Perihal angket, ini hanyalah cendramata tentang bagaimana kita hidup berdemokrasi. Banyak pemimpin lebih bergairah dalam bekerja setelah dilanda angket. Namun, banyak juga yang harus gugur dalam singgasana kekuasaan akibat tidak swasembada dalam mengelola perbedaan pandangan. Angket juga telah diatur dalam kitab perundang-undangan sebagai corong legislatif guna menguji kemampuan pemimpin dalam meracik kebijakan.

Angket bukan “klimaks” daripada kekuasaan. Namun ia dibutuhkan untuk membangun bagaimana sebuah daerah bernaung pada demokrasi. Disini juga dibutuhkan perkakas lobi politik dalam peta koalisi ataupun oposisi. Sambil, meneropong langkah-langkah jitu untuk melumasi keadaan politik pasca angket. Tentu yang harus segera dilakukan adalah rekonsiliasi. Minum kopi bareng misalnya, atau sekedar bersafaria dengan kue-kue lebaran yang masih penuh di dalam toples.

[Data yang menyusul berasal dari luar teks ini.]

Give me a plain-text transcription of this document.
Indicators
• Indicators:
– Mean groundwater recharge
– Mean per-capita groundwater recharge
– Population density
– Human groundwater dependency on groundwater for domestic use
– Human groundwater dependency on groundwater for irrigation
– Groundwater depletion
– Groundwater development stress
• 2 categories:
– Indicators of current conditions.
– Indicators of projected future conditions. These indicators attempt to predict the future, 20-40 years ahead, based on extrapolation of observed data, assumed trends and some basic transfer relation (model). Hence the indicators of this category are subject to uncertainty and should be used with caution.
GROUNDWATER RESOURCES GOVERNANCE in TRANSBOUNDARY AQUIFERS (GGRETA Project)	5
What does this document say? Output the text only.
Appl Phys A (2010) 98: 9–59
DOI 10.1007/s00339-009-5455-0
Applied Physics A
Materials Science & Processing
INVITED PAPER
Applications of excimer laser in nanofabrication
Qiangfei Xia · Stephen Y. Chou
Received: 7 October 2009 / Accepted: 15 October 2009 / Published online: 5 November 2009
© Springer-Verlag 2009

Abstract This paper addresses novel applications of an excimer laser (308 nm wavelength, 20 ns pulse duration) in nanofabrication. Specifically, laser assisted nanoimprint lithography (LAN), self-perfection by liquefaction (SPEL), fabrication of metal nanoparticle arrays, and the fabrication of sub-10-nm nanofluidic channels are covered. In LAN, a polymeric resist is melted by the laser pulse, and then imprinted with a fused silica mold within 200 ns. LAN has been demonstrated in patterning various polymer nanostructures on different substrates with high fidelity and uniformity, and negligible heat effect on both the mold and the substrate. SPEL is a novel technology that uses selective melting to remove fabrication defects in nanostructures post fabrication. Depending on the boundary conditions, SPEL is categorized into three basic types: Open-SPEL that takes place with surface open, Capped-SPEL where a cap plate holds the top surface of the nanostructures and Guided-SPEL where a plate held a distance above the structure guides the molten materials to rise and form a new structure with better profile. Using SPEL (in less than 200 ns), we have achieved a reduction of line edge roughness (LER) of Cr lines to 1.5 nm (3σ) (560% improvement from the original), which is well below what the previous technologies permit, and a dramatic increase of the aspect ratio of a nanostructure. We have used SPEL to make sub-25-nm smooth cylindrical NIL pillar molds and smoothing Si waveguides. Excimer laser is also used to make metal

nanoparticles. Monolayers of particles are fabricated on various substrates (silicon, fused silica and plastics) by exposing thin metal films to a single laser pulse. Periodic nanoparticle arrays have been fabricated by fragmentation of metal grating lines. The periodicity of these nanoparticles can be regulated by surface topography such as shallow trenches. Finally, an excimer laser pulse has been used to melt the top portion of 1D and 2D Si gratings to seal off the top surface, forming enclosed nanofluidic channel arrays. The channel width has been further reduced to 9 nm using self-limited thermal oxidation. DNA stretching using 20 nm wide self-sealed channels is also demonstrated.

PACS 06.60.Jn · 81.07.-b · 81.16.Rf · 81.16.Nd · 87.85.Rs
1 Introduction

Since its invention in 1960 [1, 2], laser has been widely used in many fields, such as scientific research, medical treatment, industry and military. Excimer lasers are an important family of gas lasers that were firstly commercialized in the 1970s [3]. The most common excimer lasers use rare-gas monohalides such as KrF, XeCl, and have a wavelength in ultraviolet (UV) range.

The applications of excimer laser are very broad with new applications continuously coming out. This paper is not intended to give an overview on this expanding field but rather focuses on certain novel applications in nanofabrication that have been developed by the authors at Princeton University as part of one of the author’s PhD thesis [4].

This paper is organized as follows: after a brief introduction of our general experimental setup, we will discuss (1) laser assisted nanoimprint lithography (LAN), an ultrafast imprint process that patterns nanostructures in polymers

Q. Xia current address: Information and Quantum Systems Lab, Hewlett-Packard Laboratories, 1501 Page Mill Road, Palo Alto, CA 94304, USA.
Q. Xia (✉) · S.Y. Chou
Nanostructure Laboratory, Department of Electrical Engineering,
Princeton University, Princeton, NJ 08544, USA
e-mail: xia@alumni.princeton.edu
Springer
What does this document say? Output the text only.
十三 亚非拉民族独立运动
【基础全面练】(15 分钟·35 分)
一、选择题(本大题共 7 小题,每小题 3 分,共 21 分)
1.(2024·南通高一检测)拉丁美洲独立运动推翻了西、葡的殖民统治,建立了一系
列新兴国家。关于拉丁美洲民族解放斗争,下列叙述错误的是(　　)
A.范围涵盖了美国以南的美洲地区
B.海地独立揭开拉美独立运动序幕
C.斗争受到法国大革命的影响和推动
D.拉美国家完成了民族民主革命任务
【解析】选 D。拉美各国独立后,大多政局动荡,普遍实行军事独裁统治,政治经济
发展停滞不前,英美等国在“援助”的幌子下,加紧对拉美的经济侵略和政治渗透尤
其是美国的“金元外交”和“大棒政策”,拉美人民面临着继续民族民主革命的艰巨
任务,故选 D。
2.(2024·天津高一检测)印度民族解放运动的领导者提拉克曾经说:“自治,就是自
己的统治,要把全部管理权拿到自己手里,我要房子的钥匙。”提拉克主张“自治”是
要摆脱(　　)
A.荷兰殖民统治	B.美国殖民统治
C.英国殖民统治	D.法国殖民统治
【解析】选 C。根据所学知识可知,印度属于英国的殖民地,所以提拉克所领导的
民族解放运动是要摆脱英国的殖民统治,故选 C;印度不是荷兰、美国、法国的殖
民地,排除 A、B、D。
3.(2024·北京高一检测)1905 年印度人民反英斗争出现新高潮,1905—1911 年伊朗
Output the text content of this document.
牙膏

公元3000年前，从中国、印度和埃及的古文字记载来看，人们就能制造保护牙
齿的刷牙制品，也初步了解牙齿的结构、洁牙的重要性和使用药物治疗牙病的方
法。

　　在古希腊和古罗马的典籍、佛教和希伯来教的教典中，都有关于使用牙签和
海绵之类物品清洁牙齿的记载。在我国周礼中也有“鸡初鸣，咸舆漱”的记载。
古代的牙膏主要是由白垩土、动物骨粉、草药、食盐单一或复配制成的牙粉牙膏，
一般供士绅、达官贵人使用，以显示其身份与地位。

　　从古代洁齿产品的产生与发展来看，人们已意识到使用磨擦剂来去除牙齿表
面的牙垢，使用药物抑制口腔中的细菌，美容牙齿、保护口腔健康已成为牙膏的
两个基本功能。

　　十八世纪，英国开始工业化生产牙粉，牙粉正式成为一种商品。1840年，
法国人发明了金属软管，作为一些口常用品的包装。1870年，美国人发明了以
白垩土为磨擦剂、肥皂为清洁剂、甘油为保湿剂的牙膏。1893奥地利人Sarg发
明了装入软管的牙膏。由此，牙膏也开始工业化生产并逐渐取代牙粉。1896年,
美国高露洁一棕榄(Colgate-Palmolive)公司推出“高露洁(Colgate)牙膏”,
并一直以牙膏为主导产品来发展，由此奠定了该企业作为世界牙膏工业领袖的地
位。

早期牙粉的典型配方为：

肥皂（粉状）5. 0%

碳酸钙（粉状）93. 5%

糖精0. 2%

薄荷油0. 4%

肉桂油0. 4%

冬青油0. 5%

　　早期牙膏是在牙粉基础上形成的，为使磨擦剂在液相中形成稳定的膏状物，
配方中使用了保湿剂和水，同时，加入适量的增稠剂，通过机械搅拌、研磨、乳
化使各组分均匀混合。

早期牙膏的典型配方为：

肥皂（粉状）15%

Dalam konteks hak angket, kritik adalah metafora nalar yang dijangkarkan pada haluan demokrasi kewargaan. Demokrasi yang bersumbu pada etos gotong royong (Soekarno), pendidikan berdaulat (Hatta), jalan kerakyatan dan kemerdekaan (Tan Malaka), dan pedoman kehidupan yang lurus (Syahrir). Demokrasi yang menjadikan bentangan perbedaan sebagai oksigen yang menyatukan nyawa kesadaran kita dalam kehidupan berbangsa.(*).